- Tenirtamain
Mourir seul au temps du Covid sans revoir les siens
Dernière mise à jour : 6 juil. 2021
Le fils du chirurgien carpentrassien Dominique Frémont, décédé du Covid en novembre dernier, veut instituer un droit opposable aux visites des familles à l'hôpital

Dominique Frémont, 70 ans, chirurgien orthopédique en préretraite, est décédé sans pouvoir être entouré de ses proches. Son fils Laurent est inconsolable. Photo DR
Laurent Frémont est inconsolable. Inconsolable mais combatif. S'il lui a fallu plusieurs semaines pour "encaisser ça", ce doctorant en droit public entend aujourd'hui faire évoluer la loi pour que le drame qu'il vient de vivre, comme tant d'autres dans une société affolée par la pandémie, ne devienne pas une norme.
"Ça" s'est déroulé à la charnière des mois d'octobre et de novembre derniers.

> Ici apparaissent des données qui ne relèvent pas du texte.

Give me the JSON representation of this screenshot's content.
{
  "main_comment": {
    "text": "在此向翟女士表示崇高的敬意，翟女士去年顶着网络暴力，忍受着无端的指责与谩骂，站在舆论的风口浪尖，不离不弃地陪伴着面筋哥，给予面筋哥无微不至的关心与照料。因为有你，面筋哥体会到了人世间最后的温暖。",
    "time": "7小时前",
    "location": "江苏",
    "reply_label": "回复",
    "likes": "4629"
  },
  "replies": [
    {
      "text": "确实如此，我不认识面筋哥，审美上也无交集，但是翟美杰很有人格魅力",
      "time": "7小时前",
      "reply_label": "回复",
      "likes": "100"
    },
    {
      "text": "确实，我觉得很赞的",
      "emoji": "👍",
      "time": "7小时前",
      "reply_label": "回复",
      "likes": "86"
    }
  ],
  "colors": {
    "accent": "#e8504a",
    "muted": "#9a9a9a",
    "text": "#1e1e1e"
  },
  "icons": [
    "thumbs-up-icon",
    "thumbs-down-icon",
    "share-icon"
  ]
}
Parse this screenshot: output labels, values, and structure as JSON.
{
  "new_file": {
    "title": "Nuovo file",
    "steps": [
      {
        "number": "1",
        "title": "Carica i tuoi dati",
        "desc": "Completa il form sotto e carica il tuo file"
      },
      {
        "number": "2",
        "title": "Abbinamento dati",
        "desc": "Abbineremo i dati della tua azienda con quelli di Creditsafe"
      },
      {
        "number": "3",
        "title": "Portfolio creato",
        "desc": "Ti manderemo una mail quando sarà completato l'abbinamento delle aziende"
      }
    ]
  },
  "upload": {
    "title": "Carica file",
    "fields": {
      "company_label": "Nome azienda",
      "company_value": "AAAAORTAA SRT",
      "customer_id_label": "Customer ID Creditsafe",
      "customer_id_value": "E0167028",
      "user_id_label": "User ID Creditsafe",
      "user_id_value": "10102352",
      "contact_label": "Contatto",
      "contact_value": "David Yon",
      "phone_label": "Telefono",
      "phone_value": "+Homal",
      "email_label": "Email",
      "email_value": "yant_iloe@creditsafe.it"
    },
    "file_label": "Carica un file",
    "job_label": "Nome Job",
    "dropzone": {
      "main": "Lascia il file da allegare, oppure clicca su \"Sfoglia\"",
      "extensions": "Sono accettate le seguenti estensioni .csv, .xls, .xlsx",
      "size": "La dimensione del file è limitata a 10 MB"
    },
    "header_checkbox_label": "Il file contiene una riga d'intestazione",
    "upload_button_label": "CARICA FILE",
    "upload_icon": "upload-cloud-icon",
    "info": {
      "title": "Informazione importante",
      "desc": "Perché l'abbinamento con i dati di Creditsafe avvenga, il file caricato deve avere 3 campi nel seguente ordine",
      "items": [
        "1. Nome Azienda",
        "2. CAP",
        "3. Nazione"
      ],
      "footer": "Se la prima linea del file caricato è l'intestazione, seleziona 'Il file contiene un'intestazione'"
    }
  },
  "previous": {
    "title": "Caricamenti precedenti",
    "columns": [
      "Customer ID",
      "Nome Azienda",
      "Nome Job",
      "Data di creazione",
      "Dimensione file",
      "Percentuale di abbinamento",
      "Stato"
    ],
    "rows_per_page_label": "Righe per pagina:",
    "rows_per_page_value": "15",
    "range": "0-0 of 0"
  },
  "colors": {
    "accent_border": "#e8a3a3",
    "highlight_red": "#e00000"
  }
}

Dominique Frémont, 70 ans, chirurgien orthopédique qui a longtemps exercé à la polyclinique Synergia de Carpentras, contracte le Covid-19. "Mon père était en préretraite mais encore en activité et en pleine santé", rembobine son fils.
Au bout de dix jours à l'hôpital de la capitale du Comtat où, "pour l'anecdote sinistre, on lui a volé sa montre aux urgences", glisse Laurent Frémont, il est transféré dans une clinique à Aix-en-Provence, par manque de lits de réanimation plus près. Intubé, mis sous coma artificiel, il ne reverra plus ses proches. "Là-bas, on nous a tout de suite avertis que les visites étaient interdites", raconte Laurent Frémont.
Au bout d'une semaine, pourtant, le septuagénaire est réveillé. "Des tests ont montré qu'il n'était plus contagieux. Avec ma mère, nous avons donc demandé à pouvoir le voir, nous avions passé des tests qui se sont avérés négatifs. Mais cela nous a été refusé, même derrière une vitre", s'étrangle le jeune juriste. Qui se plonge dans les textes de l'ARS et y lit que si "le chef d'établissement détient le pouvoir de décider, les visites sont autorisées par principe". Pendant les deux semaines suivantes, la famille de Dominique Frémont est également privée de nouvelles. "On nous a dit qu'on nous appellerait si son état se dégradait". Ce sera chose faite pour annoncer... la mort du chirurgien.
Rétabli du Covid, le Pr Frémont est décédé d'une septicémie après avoir attrapé une infection nosocomiale. "Que mon père soit resté seul éveillé tout ce temps sans possibilité de voir personne, c'est un scandale", s'indigne Laurent Frémont. "D'autant qu'après ça, le médecin a déclaré la mise en bière immédiate. Après deux jours de négociation avec la direction de la clinique, il a fallu qu'on sollicite un soutien pour que ma mère, seule, puisse enfin entrevoir le visage de son époux durant quelques minutes dans la morgue..."
"Je n'en peux plus de voir cette situation perdurer", lance Laurent Frémont. "Pour moi, aujourd'hui, c'est un enjeu de civilisation, car c'est un recul total. Il faut que cela cesse parce que ce n'est pas justifié. Nous sommes dans une société de la peur et du règlement. On se cache derrière le protocole et on oublie que derrière les patients, il y a des êtres humains".
Une fois le chagrin estompé, le spécialiste en droit a imaginé un droit opposable aux visites des proches aux mourants. "Un texte qui permettrait aux familles qui se heurteraient à un refus, de saisir le juge des référés en urgence, qui rendrait sa décision en 48 heures, pour contraindre les établissements hospitaliers", précise Laurent Frémont. "Il faut se battre pour éviter des regrets à vie".
Dominique Frémont repose dans la Drôme provençale. Son fils, depuis Paris, veut accompagner un réveil des consciences. Il fait la promotion de la pétition lancée par la comédienne Stéphanie Bataille, dont le propre père, l'acteur Étienne Draber, est décédé dans les mêmes conditions. "Elle a reçu des milliers de témoignages similaires", note Laurent Frémont, qui s'associe à la démarche : "Je dois bien ça à mon père, lui qui était un soignant très proche de ses patients. Pour lui rendre hommage, à mon petit niveau, j'aimerais faire changer les choses dans un monde de la santé qui n'est gouverné que par la rentabilité et qui a oublié l'humain".